A wealth of skills and specialities can be obtained from our multidisciplinary program. Those in our program will foster interpersonal skills, attention to detail, problem solving capabilities, as well as expertise in the synthesis and analysis of information. Toolkits honed within the coursework of the degree and our liberal arts setting can be applied to a broad range of professions.

Most of our graduates go on to higher education, with another 10% of our students going into volunteer work, such as AmeriCorps or Peace Corps, and then 20% heading into employment.

Majors often go into nursing, physical therapy, occupational therapy, athletics, exercise science, nutrition, dentistry, public health, academia, policy, and epidemiology.

The Furman Institute of Running and Scientific Training (FIRST) provides opportunities for student research on the mechanics of running, which provides a chance for students to get their feet wet in research as a possible career path.

We also maintain connections with local organizations where students can intern or volunteer for field experience. We have had students intern with Middle Tyger Community Center, Prisma Health, Mental Health America of Greenville County, LiveWell, University of South Carolina School of Medicine Greenville, The Magdalene Clinic, and many other organizations.
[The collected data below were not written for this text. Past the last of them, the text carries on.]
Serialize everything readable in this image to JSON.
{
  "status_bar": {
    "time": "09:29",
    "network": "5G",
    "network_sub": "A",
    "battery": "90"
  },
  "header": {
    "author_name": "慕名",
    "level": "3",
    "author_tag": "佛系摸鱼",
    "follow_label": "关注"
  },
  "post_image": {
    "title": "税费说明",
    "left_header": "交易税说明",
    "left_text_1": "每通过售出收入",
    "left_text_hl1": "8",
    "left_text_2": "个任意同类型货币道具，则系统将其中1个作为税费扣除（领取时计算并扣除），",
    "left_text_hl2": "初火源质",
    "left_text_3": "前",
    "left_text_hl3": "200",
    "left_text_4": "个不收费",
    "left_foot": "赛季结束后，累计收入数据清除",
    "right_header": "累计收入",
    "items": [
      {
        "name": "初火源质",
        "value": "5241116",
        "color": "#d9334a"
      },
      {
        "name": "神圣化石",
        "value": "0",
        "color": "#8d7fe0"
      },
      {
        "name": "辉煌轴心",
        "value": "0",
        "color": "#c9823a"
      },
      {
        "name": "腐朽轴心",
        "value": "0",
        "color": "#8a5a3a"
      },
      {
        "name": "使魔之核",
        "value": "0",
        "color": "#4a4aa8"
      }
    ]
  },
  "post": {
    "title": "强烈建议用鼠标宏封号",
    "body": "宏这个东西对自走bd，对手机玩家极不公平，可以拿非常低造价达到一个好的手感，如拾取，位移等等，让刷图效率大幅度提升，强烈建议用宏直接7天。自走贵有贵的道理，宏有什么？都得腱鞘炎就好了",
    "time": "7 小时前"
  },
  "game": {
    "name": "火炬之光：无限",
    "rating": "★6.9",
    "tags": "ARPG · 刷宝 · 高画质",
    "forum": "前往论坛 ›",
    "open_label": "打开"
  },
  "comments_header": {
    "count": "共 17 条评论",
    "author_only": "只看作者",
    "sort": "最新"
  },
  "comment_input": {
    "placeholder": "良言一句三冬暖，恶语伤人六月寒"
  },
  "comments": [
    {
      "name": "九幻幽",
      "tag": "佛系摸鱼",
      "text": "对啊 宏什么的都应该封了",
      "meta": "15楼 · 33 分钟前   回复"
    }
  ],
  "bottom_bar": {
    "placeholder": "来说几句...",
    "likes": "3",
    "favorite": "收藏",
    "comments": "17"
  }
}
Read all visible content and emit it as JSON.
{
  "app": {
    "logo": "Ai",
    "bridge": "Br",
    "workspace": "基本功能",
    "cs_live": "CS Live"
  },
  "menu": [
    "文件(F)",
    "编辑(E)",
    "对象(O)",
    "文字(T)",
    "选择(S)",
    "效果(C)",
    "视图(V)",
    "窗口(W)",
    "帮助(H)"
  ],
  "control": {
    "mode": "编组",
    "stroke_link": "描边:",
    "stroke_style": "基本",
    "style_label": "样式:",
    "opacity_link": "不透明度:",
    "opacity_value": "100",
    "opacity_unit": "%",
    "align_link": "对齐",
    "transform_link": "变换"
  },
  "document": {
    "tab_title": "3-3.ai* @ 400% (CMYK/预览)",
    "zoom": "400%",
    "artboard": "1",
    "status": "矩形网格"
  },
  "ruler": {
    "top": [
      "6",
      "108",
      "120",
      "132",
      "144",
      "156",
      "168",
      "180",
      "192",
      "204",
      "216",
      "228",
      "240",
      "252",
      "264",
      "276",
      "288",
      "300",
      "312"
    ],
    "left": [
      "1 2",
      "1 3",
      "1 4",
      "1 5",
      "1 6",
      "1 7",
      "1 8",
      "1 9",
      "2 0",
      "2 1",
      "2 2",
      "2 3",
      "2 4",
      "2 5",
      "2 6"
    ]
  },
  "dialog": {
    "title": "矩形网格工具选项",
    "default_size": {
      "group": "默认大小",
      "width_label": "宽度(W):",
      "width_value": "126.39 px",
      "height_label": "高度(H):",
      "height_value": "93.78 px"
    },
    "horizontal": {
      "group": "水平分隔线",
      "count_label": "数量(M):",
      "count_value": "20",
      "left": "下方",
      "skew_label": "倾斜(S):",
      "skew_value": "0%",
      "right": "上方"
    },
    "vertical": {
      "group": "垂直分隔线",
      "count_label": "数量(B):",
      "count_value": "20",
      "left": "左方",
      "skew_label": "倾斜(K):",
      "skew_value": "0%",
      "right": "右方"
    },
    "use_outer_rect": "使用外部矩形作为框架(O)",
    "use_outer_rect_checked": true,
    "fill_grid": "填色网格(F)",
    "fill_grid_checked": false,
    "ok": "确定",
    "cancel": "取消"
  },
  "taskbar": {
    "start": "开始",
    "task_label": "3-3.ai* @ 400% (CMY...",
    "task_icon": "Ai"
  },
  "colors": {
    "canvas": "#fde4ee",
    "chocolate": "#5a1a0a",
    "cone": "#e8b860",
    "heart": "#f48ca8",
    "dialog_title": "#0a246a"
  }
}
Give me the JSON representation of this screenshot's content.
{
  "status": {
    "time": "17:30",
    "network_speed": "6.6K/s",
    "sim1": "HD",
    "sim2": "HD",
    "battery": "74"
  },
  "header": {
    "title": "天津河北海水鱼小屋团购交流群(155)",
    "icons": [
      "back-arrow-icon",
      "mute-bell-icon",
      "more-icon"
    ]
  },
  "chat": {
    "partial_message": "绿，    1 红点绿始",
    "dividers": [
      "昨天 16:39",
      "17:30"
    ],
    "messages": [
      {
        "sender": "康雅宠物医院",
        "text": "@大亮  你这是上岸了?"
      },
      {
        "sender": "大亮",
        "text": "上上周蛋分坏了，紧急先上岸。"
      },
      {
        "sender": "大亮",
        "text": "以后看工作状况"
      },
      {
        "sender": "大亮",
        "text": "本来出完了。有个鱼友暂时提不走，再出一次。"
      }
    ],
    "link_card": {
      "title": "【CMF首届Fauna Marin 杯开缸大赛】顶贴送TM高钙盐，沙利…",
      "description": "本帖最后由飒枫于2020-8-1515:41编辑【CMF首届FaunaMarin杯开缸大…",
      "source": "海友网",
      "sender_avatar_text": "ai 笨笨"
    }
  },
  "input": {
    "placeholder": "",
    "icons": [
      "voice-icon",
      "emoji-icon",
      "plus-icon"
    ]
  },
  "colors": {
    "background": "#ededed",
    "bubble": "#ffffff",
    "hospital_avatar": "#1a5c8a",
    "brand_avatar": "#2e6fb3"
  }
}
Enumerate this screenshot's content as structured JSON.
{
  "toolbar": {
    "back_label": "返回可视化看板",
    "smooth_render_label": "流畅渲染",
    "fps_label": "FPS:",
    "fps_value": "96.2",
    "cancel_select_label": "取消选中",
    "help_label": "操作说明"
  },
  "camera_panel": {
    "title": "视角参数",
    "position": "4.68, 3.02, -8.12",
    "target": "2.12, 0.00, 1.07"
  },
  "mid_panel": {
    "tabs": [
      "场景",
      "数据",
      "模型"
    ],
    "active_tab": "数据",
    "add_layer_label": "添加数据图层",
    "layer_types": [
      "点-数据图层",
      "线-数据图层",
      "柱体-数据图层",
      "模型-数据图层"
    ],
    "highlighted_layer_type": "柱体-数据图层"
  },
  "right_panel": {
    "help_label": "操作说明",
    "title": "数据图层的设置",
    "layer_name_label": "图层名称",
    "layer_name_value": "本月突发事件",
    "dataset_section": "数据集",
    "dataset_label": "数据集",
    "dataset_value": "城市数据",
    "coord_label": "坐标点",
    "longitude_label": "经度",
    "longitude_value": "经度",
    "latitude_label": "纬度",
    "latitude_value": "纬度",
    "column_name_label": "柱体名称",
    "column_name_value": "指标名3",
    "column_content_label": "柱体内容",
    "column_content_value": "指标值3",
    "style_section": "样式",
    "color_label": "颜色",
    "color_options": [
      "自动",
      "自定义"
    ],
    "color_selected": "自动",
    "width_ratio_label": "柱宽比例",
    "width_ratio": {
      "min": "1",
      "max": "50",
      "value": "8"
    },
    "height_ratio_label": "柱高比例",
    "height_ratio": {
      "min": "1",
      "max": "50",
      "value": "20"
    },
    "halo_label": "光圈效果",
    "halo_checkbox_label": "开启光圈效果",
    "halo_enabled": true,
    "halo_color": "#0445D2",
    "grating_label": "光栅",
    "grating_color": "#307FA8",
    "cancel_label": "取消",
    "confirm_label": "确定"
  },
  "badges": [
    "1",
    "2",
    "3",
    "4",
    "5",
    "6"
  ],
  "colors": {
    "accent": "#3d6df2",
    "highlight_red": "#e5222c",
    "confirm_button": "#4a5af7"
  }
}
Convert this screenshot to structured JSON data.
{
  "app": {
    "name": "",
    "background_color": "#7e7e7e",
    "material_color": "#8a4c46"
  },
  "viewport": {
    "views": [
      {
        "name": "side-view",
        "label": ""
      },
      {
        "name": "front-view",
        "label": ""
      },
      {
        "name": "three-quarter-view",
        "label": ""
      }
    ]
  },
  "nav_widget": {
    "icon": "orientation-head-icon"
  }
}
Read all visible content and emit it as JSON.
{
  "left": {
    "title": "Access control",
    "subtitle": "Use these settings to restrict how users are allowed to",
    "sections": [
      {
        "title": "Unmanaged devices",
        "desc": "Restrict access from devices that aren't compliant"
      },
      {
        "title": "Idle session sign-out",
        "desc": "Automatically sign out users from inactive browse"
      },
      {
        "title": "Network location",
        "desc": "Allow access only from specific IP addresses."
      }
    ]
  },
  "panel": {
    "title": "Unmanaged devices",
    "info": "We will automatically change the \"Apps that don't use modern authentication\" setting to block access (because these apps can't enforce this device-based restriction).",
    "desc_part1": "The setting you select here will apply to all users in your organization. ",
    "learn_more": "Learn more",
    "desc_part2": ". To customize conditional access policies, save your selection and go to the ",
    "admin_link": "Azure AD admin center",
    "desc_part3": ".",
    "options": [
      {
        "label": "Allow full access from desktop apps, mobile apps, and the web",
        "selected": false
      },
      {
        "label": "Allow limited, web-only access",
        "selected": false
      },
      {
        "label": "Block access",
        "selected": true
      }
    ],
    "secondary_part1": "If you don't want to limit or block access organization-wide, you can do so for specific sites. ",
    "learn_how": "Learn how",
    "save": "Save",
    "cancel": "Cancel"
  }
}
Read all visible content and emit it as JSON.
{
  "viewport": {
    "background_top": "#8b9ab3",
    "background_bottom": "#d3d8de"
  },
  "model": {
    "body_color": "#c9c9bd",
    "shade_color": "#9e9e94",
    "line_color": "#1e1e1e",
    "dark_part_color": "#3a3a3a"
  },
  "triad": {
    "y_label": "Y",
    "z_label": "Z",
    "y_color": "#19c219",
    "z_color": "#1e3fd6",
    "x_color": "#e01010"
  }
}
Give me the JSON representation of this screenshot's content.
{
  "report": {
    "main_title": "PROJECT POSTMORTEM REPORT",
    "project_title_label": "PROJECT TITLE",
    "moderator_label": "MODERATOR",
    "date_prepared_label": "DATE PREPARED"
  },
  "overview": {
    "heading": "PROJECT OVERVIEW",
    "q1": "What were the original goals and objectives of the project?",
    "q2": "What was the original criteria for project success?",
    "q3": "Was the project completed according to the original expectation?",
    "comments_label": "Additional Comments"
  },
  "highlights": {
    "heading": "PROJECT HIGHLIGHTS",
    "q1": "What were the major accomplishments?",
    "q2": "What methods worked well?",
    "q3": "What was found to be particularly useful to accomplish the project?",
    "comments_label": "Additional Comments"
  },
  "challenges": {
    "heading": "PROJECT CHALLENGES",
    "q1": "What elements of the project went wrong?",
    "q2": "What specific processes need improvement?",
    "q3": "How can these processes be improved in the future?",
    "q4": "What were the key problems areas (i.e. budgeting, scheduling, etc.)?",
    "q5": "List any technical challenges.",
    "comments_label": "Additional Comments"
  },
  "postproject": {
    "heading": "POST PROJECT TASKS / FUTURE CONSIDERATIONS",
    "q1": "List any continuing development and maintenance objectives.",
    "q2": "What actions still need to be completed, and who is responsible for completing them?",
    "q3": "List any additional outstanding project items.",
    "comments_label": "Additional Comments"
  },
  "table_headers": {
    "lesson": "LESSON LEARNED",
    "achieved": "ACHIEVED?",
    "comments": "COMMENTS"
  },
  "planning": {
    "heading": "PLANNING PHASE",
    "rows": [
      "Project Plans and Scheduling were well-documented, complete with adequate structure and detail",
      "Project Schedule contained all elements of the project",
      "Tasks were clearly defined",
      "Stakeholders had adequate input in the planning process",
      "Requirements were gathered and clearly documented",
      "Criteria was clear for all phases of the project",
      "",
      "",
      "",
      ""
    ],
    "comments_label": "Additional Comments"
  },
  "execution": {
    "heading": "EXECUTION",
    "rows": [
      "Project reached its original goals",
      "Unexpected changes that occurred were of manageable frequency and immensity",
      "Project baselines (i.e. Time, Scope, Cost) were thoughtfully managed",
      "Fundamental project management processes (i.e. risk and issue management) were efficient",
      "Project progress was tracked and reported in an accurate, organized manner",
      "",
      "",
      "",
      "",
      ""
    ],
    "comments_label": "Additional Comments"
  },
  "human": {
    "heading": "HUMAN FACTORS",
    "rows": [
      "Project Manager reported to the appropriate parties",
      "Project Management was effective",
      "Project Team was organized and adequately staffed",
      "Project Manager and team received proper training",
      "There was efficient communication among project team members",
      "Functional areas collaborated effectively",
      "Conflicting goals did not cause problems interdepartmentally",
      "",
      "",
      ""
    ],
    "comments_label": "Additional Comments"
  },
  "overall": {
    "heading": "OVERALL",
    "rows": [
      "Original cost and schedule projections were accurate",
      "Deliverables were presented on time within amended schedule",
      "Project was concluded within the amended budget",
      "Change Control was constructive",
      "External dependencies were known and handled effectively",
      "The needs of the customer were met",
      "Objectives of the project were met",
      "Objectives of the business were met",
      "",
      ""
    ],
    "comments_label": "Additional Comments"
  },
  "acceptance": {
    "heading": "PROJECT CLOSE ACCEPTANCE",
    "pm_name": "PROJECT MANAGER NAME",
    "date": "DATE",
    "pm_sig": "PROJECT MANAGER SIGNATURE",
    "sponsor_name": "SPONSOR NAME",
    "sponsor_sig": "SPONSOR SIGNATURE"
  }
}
If you’re seeking help determining the best major for you, be sure to view the resources at the Malone Center for Career Engagement. Career advisors at the Malone Center can provide an analysis of the results students receive from their Focus2 Assessment, which will tailor a list of possible majors/career paths based on personality, values, and skills. An additional resource for exploring major choices is What Can I Do With This Major?, a site that helps students connect majors and interests to possible careers.